Why architecture matters here
CDC architecture matters because it's the difference between minutes-fresh analytics and hours-fresh. Real CDC over WAL/binlog is near-zero source impact and sub-second latency; polling is expensive and stale.
Cost is proportional to change volume + downstream count. Kafka + connectors scale cheaply. Managed CDC (Fivetran) charges per source but saves engineering.
Reliability depends on connector state management. If offset lost, you resync or miss changes. Proper checkpointing is essential.
The architecture: every piece explained
Walk the diagram top to bottom.
Source DB. Postgres (WAL), MySQL (binlog), MongoDB (oplog), Oracle (redo log). Any transactional store with a replication log.
CDC Connector. Debezium reads replication log as a replication slave would. Emits structured events.
Kafka Topic. One topic per table (typical). Row events queued for downstream.
Read replication log. The connector reads log positions; commits offsets. Source DB unaffected beyond adding a slot/replica.
Row event schema. {before: {...old row...}, after: {...new row...}, op: "u"/"i"/"d", ts_ms, source metadata}.
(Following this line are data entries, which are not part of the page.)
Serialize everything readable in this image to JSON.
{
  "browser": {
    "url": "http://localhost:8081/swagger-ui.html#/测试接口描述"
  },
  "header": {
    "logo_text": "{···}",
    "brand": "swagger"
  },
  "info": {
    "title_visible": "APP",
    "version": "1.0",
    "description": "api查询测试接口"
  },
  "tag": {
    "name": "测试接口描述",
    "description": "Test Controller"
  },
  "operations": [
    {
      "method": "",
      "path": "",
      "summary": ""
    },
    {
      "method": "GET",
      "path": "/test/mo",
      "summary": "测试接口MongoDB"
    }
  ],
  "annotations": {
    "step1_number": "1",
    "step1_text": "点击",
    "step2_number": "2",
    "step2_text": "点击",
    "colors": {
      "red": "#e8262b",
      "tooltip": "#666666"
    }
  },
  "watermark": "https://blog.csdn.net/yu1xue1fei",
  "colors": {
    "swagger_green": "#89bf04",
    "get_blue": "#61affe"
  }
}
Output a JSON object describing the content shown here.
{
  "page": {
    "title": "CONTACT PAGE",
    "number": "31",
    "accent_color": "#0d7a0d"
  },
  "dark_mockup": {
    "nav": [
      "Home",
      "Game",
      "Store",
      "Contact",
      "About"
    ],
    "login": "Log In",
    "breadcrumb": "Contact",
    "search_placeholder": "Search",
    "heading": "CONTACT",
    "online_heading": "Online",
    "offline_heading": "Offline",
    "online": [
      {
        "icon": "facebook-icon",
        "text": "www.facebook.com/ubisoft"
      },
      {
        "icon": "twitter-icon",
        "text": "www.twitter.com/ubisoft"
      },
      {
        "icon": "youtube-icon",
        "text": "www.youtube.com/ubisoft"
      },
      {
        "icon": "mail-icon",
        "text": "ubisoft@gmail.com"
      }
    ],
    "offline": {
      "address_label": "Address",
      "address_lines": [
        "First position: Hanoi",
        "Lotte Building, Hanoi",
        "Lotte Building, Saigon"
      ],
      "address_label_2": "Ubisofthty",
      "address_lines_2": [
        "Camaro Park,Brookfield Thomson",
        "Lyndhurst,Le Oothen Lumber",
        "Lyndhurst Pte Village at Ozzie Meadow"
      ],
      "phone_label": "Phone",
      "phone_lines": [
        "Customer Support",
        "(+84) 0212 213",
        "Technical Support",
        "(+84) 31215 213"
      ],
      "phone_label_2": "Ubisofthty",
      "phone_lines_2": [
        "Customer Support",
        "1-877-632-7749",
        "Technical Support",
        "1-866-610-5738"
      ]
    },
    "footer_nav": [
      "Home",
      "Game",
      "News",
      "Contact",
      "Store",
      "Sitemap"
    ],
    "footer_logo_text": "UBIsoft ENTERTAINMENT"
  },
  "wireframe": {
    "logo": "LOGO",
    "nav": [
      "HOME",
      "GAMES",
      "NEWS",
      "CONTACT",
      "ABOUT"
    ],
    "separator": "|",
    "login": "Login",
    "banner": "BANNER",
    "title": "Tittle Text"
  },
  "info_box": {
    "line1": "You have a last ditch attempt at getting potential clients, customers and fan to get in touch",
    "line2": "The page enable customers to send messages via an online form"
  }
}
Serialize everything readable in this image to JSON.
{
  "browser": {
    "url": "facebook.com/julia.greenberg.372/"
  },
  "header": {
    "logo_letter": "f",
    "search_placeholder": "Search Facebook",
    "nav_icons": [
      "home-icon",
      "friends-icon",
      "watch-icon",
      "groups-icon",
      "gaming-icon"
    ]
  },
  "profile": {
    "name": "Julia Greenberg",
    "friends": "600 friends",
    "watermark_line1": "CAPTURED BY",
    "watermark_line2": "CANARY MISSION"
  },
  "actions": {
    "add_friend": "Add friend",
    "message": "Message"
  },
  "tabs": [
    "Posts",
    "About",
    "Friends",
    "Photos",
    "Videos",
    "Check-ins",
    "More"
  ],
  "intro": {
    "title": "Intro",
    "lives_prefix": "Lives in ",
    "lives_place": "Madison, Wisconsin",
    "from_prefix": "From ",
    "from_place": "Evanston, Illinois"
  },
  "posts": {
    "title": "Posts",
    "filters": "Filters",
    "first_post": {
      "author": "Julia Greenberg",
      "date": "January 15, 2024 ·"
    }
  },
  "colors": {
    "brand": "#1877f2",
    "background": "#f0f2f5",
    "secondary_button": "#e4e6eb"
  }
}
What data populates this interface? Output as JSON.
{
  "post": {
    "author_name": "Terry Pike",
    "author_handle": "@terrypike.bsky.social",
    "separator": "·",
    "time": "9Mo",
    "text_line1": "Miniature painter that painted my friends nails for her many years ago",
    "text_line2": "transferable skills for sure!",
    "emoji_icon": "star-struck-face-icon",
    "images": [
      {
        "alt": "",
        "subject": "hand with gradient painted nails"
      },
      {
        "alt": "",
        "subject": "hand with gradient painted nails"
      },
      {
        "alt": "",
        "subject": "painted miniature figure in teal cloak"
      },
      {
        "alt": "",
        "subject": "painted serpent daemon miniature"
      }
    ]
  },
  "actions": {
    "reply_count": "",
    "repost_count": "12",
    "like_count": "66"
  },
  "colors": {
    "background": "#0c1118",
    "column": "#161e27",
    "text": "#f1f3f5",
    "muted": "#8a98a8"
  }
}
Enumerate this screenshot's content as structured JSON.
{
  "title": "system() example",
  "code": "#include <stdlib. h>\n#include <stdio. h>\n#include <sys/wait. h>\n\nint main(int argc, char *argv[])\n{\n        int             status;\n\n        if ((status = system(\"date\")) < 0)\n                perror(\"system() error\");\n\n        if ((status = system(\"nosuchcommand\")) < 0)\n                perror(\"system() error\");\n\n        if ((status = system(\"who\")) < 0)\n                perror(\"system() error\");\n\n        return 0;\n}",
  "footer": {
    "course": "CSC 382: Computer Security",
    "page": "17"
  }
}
Sinks. Data warehouse (Snowflake, BigQuery), data lake (Iceberg/Delta), cache invalidation, search index, other services.
Exactly-once. Kafka Connect exactly-once with proper sink implementation.
Snapshotting. Initial: connector reads full table before switching to log. Incremental snapshotting (Debezium 2.x) refreshes without full re-scan.
Schema Evolution. ALTER TABLE propagates via DDL events; downstream applies.
Backpressure + Lag. Monitor connector lag; alert on backlog growth.
End-to-end CDC flow
Trace a flow. Postgres has a customers table. Enable logical replication; create a Debezium slot.
Debezium connector starts. Snapshot: reads full customers table, emits one event per row to Kafka topic "customers-cdc". Marks snapshot complete.
Switches to WAL streaming. Every INSERT/UPDATE/DELETE emits event within milliseconds.
Downstream: warehouse sink consumes topic, MERGES into destination table using primary key. Data lag: <5 seconds.
Search index sink consumes same topic; upserts into Elasticsearch. Cache invalidation sink watches; on customer update, invalidates that user's cache entries.
Application does ALTER TABLE add column. Debezium detects DDL; emits schema change event. Sinks handle: warehouse alters destination; index adds mapping; app knows about new column.
Connector fails; restart. Reads its saved offset from Kafka; resumes streaming from WAL position. No data loss.